The King Of The Ring is one of WWE’s best ever staples, and is sadly missed to this day. For some reason, Vince McMahon despises tournaments. I’m not sure why, I’m also not sure why he dislikes sneezing, but I digress. Kurt Angle, in the midst of the hottest rookie year the company had seen (until a certain Brock Lesnar showed up two years later), won the accolade, pinning Rikishi in the finals. Kurt was the perfect choice to win as he needed the push to further his run up the card, and he was also goofy enough to wear the ridiculous garb and walk around calling himself “King Kurt”. This would propel him to the WWE Championship towards the end of the year.
Another reason many consider the year 2000 as the best WWE has ever produced is the resurgence of tag team wrestling which was seeing its first real boom period since the 80s. During that era, the likes of The Hart Foundation, British Bulldogs and The Rockers were tearing it up on a regular basis. Fast forward to 2000 and those teams were replaced by Edge & Christian, The Dudleys and The Hardys, who revolutionized the art of tag team wrestling. Their epic rivalry is historic, and their various show-stealing TLC encounters stand the test of time. It’s a shame McMahon doesn’t think too fondly of tandems these days because when you look at the roster, it is stacked to the brim and we could potentially see a new resurgence of the lost art.
In closing, I have to agree and say the year 2000 was WWE’s greatest masterpiece. It wasn’t perfect by any stretch of the imagination, but 80% of it was so brilliant that it is still revered to this day. So why was it so successful and why can’t WWE replicate it today? It’s a good question, and it’s a tough one to answer because all of the ingredients are still there. In 2000, they had a tremendously gifted writer at the helm of creative, a star-studded roster brimming with talent, spectacular PPV events, stories crafted with care and longevity, and giving the fans what they wanted. It could easily be repeated today.

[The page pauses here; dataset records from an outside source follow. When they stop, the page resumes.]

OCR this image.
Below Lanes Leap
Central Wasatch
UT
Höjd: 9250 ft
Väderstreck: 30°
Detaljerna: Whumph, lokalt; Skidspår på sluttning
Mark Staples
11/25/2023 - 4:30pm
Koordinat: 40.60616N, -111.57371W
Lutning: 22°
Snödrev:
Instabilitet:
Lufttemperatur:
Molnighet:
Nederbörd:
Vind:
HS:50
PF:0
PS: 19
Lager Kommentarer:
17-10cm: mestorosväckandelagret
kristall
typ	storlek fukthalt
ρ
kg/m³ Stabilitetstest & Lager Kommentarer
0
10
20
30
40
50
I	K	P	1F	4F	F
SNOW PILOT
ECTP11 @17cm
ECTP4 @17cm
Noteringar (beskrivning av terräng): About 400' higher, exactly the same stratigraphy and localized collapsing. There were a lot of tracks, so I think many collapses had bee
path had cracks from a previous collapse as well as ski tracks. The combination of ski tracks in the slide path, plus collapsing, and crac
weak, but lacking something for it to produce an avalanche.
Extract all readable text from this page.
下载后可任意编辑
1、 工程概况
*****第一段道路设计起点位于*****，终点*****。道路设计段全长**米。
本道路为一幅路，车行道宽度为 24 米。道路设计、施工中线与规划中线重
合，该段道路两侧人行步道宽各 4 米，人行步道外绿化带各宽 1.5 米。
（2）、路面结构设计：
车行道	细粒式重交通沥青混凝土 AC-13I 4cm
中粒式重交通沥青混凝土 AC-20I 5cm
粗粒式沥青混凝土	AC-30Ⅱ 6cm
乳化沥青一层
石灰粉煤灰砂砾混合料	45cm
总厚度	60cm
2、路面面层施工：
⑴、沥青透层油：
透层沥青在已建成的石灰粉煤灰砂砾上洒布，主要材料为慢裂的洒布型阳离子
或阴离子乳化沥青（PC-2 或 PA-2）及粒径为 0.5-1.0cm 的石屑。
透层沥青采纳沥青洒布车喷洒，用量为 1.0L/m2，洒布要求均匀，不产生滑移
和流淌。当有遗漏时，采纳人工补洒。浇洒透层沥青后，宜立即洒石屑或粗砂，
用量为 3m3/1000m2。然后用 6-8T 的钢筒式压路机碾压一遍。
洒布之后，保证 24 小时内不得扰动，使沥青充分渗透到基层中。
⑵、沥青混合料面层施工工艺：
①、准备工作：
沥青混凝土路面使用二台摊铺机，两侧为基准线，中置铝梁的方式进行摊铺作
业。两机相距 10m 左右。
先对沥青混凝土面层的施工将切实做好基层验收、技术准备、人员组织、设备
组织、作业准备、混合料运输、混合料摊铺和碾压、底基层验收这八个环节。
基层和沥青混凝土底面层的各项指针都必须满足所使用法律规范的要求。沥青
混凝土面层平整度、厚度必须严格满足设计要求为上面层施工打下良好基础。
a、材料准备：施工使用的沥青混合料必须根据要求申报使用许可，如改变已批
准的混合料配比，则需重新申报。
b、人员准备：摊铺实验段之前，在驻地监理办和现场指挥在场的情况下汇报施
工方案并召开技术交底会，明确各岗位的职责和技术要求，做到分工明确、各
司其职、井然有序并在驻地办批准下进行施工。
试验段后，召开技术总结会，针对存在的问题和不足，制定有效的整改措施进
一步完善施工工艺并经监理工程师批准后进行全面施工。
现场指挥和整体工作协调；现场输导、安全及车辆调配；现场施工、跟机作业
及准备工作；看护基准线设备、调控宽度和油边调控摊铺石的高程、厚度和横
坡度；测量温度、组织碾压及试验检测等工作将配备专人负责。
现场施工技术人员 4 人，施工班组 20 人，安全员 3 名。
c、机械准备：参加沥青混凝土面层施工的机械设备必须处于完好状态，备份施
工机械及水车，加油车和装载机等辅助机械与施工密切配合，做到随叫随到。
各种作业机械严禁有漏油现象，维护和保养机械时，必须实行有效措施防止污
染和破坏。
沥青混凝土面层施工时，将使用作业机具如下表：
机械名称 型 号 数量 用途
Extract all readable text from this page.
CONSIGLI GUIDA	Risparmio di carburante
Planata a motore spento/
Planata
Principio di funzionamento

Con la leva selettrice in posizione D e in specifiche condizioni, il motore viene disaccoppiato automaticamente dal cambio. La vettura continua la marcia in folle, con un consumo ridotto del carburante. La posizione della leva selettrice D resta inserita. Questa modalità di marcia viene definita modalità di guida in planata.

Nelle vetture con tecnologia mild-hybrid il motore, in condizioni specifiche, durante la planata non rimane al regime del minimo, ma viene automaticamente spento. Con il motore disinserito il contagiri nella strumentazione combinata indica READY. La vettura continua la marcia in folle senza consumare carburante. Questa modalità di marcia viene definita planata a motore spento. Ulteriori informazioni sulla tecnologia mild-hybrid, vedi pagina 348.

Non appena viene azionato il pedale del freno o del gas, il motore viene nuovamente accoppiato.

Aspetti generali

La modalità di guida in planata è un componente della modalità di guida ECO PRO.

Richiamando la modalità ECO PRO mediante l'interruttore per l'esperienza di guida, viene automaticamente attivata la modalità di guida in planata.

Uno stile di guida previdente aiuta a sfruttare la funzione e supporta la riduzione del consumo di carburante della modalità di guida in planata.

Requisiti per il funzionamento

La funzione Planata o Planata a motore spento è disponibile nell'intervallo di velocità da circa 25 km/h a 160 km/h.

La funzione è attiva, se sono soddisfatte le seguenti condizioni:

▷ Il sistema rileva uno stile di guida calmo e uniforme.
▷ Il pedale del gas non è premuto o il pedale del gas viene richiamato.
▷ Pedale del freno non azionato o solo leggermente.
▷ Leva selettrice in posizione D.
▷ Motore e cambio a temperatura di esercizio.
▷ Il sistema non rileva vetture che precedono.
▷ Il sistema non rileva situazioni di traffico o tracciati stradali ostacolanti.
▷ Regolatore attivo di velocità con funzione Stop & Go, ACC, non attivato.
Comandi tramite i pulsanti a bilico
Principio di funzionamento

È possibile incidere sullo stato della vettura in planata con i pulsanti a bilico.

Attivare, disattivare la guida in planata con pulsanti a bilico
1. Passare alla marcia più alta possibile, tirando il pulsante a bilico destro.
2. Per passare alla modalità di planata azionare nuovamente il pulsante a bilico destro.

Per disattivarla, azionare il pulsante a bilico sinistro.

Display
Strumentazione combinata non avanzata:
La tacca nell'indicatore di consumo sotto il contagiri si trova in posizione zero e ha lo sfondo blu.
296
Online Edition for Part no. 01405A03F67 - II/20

They have some of the finest writers in the world working for them. All they need to do is focus on 2 or 3 writers at a time and let them write programmes for the next 6-8 months. That way we get consistency because right now shows are being booked, not written. Paul Heyman and Bruce Prichard, as creative as they are, are not writers, and that’s telling in the ratings. No one cares what they’re putting out. As for the roster, I’d argue to say that today’s talent is better than what WWE had at their disposal in 2000, they’re just not utilised right. The shackles should be taken off, allow them to perform as they can, because right now everything is too similar and it’s killing the product.
2000 was the greatest year in WWE history, but the only thing stopping them from making the current product just as good, or even better, is laziness.